Terror-Gefährder besser erkennen

Wolfgang Dick
7. Juni 2017

Nach dem Terroranschlag in London werden die Sicherheitsbehörden kritisiert. Die Täter waren der Polizei bekannt, aber ihre Gefährlichkeit wurde falsch eingeschätzt. Das soll sich ändern, auch beim Bundeskriminalamt.

Minority Report Tom Cruise quer
Schauspieler Tom Cruise als Polizeifahnder im US-Film "Minority Report": Verbrechen werden vorhergesagt Bild: Imago

Der aus Pakistan stammende Brite Khuram Shazad B. war dem Inlandsgeheimdienst MI5 und der Polizei als radikaler Islamist und Anhänger der Terrororganisation "Islamischer Staat" bekannt. Vor dem mutmaßlichen Mittäter Youssef Z. - italienischer Staatsbürger marokkanischer Herkunft - hatte das italienische Innenministerium sogar die britischen Sicherheitsdienste gewarnt. Alles vor der Tat, bei der sieben Menschen getötet wurden.

Passiert ist nichts. Keine Verhaftung. Keine Sicherheitsverwahrung. Keine Überwachung. Mark Rowley, der Chef der britischen Terrorabwehr entschuldigt das damit, dass weder bei B. noch bei Z. Anzeichen gefunden worden wären, die belegt hätten, dass die Männer eine Terrortat vorbereiteten.

Ähnlich lauteten die Verteidigungsreden deutscher Behörden im Fall des Attentäters Anis Amri, der am 23. Dezember 2016 mit einem Laster auf einen Weihnachtsmarkt in Berlin raste. Zwölf Menschen starben. Auch zu Amri erhielt die Polizei Warnungen: durch die Ausländerbehörde in Kleve bereits im Jahr 2015. Allerdings galten diese Hinweise einem gewissen "Mohamed Hassa". Der falsche Name war eine von insgesamt vierzehn Identitäten, die Amri benutzte. Die Polizei konnte sie ihm damals nicht zuordnen.

Vorwürfe an Theresa May

Der Terrorexperte Peter Neumann vom Londoner King's College spricht im Deutschlandfunk-Interview (DLF) angesichts der inzwischen bekannten Fakten rund um den Juni-Anschlag in London von "schweren Versäumnissen". Die sieht Neumann auch bei der jetzigen Premierministerin Theresa May. Sie sei sechs Jahre lang Innenministerin des Landes gewesen und habe nichts unternommen, obwohl einer der Terrortäter sogar offen erkennbar Leute für den IS angeworben habe. Zudem trage May die Mitverantwortung dafür, dass seit 2010 rund 20.000 Stellen bei der britischen Polizei eingespart wurden.

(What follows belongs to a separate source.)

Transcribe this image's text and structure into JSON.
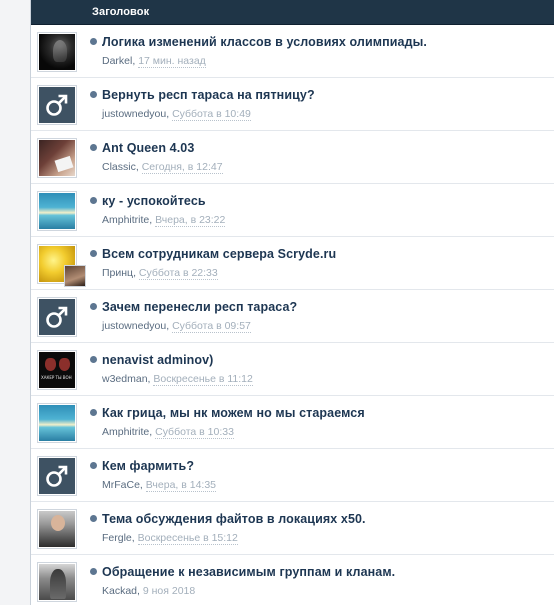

Bewaffnete Polizisten einer Anti-Terror-Einheit in LondonBild: picture-alliance/SOLO Syndication/Daily Mail/R. Hoskins

May sagte nach den Anschlägen, sie wolle den radikalen Islam aus der britischen Gesellschaft "ausrotten". Neumann sagt im DLF zu ihrer Rede, diese Ankündigungen seien "starke Worte, aber wenig dahinter". Er belegt dies damit, dass es zwar eine Anti-Terror-Strategie in Großbritannien gebe, es aber an Personal dafür mangele. Neumann fragt zudem kritisch nach, was eine Internetüberwachung bringen solle, wenn sich die Terroristen bei einem Prediger und nicht im Internet radikalisierten. Fachleute empfehlen schon länger, anstelle des World Wide Webs lieber sogenannte Messenger-Dienste zu überwachen.

Verbesserte Frühwarnsysteme

Fehleinschätzungen der Sicherheitsbehörden oder komplettes Versagen von bisherigen Frühwarnsystemen - das sind nach Aussagen  von Terrorexperten wie dem Deutschen Rolf Tophoven immer wieder Gründe für einen falschen oder fahrlässigen Umgang mit Gefährdern.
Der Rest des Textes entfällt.